また、キャリックへの正式な長期契約提示については、現時点では時期尚早と言い切る。Football365が指摘する「欧州・カップ戦なしの半シーズン」という条件を無視してはならない。彼が本当にユナイテッドを率いられる監督かどうかは、来季の過密スケジュールを経て初めて判断できる。INEOSが「実績」ではなく「感情的な親しみやすさ」でキャリックを選ぶなら、それはクラブの長期戦略において最大のリスクになる。補強の成否以前に、指揮官としてのキャリック自身が最大の未知数であることを忘れてはならない。
今後の注目点
最も近い焦点は、エデルソン移籍の最終合意の発表タイミングだ。アタランタとの交渉は進んでいるものの、ファブリツィオ・ロマーノが指摘するように「ユナイテッド側の最終ゴーサイン」がまだ出ていない段階であり、土壇場での方針転換の可能性も残る。夏の移籍ウィンドウは8月末まで開いており、エデルソンが「最初の一手」であれば、その後に続く中盤補強の動き(シェイ・チャールズやベン・ネルソンほか)が浮上してくるはずだ。

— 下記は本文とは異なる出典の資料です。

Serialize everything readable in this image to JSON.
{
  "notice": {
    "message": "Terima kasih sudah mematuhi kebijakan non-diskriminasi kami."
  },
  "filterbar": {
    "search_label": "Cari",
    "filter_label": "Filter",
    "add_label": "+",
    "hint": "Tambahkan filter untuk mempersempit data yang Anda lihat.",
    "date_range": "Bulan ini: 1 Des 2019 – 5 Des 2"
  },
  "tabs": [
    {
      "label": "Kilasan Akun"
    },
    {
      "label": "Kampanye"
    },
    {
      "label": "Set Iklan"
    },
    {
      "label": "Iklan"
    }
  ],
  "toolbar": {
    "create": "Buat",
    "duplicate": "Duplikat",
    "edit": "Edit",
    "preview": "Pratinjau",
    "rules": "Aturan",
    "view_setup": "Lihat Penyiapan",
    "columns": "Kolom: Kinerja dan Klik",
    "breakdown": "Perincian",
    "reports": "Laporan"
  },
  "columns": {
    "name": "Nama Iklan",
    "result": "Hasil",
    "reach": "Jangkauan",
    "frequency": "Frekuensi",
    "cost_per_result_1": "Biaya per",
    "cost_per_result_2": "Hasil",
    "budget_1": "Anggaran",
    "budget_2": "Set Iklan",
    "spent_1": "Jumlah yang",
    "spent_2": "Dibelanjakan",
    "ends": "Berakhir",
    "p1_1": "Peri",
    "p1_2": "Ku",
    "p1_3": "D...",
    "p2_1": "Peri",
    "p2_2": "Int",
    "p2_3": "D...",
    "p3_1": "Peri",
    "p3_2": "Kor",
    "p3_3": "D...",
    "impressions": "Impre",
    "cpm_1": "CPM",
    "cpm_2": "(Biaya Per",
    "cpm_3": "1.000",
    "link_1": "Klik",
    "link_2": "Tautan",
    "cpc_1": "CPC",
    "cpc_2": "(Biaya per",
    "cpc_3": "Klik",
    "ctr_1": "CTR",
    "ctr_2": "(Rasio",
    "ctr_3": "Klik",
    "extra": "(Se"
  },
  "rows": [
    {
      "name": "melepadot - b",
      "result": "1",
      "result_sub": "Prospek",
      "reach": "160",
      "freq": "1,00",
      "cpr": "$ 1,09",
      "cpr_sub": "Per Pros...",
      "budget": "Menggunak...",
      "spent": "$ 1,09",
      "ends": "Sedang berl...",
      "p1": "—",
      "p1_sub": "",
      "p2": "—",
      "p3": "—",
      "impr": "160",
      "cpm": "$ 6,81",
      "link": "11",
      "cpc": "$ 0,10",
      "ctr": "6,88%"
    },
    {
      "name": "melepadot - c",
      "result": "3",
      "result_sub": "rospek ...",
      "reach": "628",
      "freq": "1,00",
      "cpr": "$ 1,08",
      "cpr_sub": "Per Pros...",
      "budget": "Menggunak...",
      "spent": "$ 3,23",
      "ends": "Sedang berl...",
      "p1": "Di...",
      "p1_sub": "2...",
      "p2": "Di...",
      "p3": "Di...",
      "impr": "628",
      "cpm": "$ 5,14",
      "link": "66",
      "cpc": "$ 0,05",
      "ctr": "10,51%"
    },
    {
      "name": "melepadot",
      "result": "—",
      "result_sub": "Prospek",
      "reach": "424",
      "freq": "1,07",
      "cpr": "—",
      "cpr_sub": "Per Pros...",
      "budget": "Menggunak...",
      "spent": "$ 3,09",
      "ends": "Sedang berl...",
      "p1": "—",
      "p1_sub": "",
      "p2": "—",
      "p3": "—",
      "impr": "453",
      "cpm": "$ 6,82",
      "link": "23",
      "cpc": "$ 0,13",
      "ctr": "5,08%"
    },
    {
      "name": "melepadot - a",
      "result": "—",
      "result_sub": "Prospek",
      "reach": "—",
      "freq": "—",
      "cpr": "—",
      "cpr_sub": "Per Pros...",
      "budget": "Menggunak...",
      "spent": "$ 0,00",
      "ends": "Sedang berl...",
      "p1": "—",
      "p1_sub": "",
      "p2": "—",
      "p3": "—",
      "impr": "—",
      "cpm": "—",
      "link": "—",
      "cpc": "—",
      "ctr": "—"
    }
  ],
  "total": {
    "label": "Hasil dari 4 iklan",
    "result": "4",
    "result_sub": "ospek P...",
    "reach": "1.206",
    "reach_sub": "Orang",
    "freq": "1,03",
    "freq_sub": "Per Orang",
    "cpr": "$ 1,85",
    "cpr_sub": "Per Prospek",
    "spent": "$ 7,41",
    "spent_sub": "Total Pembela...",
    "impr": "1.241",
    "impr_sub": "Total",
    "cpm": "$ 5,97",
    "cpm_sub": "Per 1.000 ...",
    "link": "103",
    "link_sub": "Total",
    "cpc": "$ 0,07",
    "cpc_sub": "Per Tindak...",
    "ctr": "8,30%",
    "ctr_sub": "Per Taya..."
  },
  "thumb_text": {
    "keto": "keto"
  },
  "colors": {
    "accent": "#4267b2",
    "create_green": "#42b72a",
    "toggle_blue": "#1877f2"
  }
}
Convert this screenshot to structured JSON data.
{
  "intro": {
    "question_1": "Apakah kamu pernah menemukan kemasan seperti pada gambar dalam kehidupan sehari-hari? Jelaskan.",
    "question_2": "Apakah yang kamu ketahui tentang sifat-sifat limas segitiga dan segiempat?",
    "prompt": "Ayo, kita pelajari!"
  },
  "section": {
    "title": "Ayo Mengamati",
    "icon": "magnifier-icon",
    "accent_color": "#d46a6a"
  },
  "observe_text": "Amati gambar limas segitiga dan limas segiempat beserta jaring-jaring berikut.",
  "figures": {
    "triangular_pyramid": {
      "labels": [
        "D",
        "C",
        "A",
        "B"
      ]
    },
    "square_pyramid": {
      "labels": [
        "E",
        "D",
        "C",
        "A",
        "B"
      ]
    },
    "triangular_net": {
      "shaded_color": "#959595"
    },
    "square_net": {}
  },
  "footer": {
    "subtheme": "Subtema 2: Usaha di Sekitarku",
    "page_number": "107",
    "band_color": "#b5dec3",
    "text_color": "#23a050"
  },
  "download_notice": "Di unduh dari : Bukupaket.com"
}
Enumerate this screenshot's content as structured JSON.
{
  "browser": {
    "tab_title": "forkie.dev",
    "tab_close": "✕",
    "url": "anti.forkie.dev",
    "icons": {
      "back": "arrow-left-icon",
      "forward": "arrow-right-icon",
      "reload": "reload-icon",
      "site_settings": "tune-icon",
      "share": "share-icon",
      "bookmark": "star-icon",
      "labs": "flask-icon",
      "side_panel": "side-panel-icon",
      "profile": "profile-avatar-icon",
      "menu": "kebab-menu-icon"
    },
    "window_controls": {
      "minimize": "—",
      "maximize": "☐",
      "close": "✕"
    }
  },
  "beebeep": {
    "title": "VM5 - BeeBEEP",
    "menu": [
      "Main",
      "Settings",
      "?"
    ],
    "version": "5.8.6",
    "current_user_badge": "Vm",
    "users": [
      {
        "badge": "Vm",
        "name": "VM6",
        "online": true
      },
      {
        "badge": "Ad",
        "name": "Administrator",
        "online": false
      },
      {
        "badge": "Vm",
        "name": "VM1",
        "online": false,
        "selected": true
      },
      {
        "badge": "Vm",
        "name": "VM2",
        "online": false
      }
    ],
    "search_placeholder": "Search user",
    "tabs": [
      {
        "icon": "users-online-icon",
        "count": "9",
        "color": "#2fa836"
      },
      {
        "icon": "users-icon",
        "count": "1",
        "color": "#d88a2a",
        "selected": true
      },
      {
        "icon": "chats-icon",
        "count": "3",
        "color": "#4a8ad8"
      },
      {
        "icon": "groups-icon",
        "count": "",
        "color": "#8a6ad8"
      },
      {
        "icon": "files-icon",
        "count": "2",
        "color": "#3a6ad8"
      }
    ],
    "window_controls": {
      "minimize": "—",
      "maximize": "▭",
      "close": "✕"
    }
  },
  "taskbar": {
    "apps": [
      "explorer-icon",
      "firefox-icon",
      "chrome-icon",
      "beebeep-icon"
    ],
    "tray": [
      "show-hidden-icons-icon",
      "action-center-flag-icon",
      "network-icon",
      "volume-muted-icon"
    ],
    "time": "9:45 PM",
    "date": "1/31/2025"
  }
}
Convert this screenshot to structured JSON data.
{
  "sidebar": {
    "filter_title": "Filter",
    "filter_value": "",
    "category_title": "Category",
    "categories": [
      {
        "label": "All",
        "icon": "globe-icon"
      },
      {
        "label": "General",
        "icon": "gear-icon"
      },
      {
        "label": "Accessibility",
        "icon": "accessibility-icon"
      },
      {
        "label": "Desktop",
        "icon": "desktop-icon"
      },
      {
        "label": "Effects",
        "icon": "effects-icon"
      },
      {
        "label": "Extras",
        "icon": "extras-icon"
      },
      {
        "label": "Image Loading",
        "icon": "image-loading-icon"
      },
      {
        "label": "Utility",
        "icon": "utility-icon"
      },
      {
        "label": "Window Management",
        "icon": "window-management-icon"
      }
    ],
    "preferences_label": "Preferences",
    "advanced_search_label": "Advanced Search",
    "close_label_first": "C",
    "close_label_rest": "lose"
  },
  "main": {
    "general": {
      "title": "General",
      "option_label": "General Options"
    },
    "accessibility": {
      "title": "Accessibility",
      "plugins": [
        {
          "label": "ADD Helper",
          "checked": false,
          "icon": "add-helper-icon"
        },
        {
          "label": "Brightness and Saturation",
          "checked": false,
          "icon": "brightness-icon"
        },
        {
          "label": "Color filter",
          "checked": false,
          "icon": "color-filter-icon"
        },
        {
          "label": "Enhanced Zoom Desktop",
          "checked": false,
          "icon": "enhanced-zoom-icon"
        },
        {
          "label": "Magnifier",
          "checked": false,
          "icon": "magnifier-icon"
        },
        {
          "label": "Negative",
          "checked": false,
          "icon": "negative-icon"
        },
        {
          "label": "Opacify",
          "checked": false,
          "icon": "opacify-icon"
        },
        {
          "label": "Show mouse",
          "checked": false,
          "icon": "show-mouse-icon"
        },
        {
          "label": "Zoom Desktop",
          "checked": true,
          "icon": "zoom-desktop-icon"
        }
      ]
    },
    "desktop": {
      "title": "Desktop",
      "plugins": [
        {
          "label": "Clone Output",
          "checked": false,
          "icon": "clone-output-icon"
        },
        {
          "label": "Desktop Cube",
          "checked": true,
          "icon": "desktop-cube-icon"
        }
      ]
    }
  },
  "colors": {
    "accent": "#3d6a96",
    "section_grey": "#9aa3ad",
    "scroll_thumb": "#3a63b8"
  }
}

また、ユナイテッドの「負の遺産」となったアモリム時代の選手たち——ソースで「flop」と表現された選手——の処遇も今夏の焦点となる。スカッドをスリム化し、新顔のために賃金枠と登録枠を確保する作業は、補強と表裏一体で進められるはずだ。キャリックが新シーズン開幕前のプレシーズンでどのシステムを試すか、そしてそのシステムに新加入選手がどうフィットするかが、来季のユナイテッドを占ううえで最初の判断材料となる。